Шрифт:
Интервал:
Закладка:
18. Не заслуживает содеянное человеком ни адского пламени, ни благодати небесной.
19. Не испытывай ненависти к врагу, ибо, возненавидев, станешь отчасти уже и рабом его. Никогда твоя ненависть не будет лучше мира в душе твоей.
20. Если соблазняет тебя правая рука, прости ее: вот тело твое, вот душа, и очень трудно, даже невозможно положить границу, которая их разделяет…
24. Не преувеличивай праведность свою; нет человека, который в течение дня несколько раз не солгал бы, ведая, что творит.
25. Не клянись, ибо всякая клятва высокопарна.
26. Противься злу, но без страха и гнева. Ударившему тебя по щеке можешь подставить и другую, лишь бы при этом ты не испытывал страха.
27. Я не говорю ни о мести, ни о прощении. Забвение — вот единственная месть и единственное прощение.
28. Делать доброе врагу могут праведники, что не очень трудно; любить его — удел ангелов, не людей.
29. Делать доброе врагу есть лучший способ тешить свою гордыню.
30. Не собирай себе золота на земле, ибо золото порождает праздность, а праздность есть источник печали и отвращения.
31. Думай, что другие правы или будут правы, а если правда не за тобой — себя не вини.
32. Господь превосходит милостью людей, мерит их иною мерою.
33. Дай святыню псам, кинь жемчуг свой перед свиньями. Всему воздай, что положено.
34. Ищи ради счастья искать, но не находить…
39. Врата выбирают входящего. Не человек.
40. Не суди о дереве по плодам, а о человеке по делам, могут быть лучшие и худшие.
41. Ничто не строится на камне, все на песке, но долг человеческий строить, как если бы камнем был песок…
47. Счастлив независтливый бедняк, счастлив незаносчивый богач.
48. Счастливы сильные духом, без страха выбирающие путь, без страха принимающие славу.

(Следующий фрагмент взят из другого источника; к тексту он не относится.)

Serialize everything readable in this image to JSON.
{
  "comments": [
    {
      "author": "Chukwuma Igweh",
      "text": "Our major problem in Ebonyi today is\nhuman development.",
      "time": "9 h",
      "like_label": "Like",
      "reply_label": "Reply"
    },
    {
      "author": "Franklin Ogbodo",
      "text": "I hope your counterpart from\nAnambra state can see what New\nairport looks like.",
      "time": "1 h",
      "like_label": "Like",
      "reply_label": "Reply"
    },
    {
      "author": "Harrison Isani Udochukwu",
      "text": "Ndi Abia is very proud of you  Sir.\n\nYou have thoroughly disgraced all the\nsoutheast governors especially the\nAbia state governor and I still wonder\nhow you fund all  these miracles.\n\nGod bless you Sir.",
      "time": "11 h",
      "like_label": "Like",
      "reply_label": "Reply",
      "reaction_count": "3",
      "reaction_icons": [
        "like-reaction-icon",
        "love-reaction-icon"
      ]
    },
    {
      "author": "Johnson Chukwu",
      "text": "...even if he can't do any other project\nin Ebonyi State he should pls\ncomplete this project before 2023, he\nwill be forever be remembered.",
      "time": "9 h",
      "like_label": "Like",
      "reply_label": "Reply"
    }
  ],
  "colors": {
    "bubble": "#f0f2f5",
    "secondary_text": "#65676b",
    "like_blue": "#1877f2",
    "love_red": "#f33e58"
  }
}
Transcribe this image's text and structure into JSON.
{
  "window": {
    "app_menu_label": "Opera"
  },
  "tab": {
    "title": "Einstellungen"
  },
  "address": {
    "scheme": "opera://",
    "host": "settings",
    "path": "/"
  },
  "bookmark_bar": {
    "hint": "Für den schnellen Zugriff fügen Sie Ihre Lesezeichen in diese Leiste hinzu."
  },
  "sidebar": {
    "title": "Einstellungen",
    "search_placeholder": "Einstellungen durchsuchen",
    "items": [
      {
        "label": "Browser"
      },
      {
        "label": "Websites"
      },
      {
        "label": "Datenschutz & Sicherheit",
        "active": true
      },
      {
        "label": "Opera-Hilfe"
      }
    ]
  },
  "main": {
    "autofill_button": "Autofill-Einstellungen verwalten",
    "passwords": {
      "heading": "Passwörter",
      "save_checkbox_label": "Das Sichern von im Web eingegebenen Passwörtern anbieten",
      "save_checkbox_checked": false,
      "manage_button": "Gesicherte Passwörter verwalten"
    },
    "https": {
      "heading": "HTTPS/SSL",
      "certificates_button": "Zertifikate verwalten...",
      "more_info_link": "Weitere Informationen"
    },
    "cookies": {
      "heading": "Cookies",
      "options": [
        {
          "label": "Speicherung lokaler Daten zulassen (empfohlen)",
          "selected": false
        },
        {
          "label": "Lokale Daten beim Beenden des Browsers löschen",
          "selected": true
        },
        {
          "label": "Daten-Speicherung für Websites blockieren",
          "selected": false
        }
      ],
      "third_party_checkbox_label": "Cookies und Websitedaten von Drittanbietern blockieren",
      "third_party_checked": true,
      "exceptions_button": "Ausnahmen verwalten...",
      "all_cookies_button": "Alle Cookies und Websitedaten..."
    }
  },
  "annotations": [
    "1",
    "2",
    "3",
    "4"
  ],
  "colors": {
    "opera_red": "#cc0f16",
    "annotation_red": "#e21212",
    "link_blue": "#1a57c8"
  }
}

49. Счастливы запечатлевшие в памяти слова Вергилия и Христа, коих свет озаряет их дни.
50. Счастливы любящие и любимые и те, кто может обойтись без любви.
51. Счастливы счастливые
Молитва
Перевод Б. Дубина
Тысячи раз на двух с детства родных языках мои губы повторяли и еще многократно повторят слова "Отче наш". Я не всегда понимал их. И сегодня, утром первого июля 1969 года, хочу сложить свою собственную, никем не подаренную молитву. Ясно, что тут нужна прямота, превосходящая человеческие силы. Просьбы, насколько я понимаю, неуместны.
Просить об исцелении от слепоты нелепо: знаю множество зрячих, и это не прибавило им ни счастья, ни справедливости, ни ума. Ход времени — головокружительное переплетение причин и следствий. Просить о любой, самой ничтожной, милости значит просить, чтобы стальная хватка этих силков ослабла, просить, чтобы они порвались. Такой милости не заслужил никто. Не хочу молить, чтобы мои грехи простились: прощение — дело других, а спасти себя могу только я сам. Прощение обеляет жертву, но не виновника: его оно просто не касается. Свобода воли — иллюзия, я понимаю, но ее я могу обрести (или думать, что обрел). Могу обрести смелость, которой никогда не имел, надежду, с которой расстался, силу узнать то, о чем ничего не знаю или только догадываюсь. Хочу остаться в памяти не столько поэтом, сколько другом; пусть кто-то повторит слова Данбара, Фроста или человека, видевшего в ночи кровоточащее древо Распятья, и вспомнит, что впервые услышал их от меня. Остальное — пустяк, забвения ждать недолго. Пути мира неисповедимы, но важно не упускать одно: ясной мыслью и праведным трудом мы помогаем мостить эти, непостижимые для нас, пути.
Хочу умереть раз и навсегда, умереть вместе со своим всегдашним спутником — собственным телом.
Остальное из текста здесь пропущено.